Ash snorted. “And what will The Underground News report on in the meantime? Dog poo?”

Maya wrinkled her nose. “Six years of dog poo on the sidewalk? There’d be nowhere safe to step.”

Ash pushed that disgusting thought from her mind and turned the laptop back to face herself. “It’s been two minutes. Maybe Jacob got an email now.”

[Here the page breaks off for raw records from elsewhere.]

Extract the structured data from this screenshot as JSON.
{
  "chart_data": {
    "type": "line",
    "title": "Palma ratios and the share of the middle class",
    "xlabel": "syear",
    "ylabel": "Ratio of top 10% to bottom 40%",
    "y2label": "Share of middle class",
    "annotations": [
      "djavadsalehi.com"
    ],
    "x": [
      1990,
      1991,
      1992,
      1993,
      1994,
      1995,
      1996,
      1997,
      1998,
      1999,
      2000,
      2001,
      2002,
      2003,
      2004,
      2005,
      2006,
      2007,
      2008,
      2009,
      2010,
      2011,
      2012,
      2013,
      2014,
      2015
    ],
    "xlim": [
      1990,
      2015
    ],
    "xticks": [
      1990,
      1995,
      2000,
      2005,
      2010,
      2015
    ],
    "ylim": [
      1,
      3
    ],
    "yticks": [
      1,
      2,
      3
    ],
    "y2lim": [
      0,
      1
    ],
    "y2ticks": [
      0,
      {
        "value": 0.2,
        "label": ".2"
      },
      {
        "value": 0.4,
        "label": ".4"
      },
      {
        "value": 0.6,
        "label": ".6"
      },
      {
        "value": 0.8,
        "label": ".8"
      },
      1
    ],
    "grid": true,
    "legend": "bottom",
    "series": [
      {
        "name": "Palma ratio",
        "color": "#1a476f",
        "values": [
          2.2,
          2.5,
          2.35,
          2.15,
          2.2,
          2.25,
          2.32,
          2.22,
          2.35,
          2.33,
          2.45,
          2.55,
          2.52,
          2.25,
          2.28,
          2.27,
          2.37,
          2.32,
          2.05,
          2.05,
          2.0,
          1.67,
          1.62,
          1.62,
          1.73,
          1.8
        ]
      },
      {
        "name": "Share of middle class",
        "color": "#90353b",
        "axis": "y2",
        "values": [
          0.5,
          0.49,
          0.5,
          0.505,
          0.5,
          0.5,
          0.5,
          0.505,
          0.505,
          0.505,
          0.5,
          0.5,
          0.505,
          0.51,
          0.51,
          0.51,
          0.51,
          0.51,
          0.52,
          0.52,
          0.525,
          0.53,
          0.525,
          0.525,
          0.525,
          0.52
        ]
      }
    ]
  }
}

“An email about anchovies,” Maya joked.

Ash refreshed the page, and they both looked at it expectantly. But apart from the “Welcome to your Van Ness Media free trial” message from yesterday, the in-box remained empty.

“Wait,” Ash said. “Look.”

It had taken a few seconds to load, but an ad had appeared on the side of the in-box. An ad for . . . Domino’s Pizza.

The girls pulled their eyes away from the ad in order to stare at each other.

“Holy moly,” Maya whispered. She fumbled for Ash’s phone and started recording the screen.

“It could be a coincidence,” Ash said, too tingly with nerves and excitement and fear to remember to sound like a newscaster.

She refreshed the page. A new ad loaded. This time, Maya captured her shocked expression first, then slowly panned to reveal the ad: Pizza Hut.

“One more time,” Maya mouthed.

Ash hit refresh. The ad reloaded. The Baltimore Planetarium.

Back in news anchor mode, Ash gulped and faced the camera. The Renegade Reporters had hit on a major, major story. “This is Ashley Simon-Hockheimer,” she said, “with proof that nothing kids do in Van Ness Media software is private.”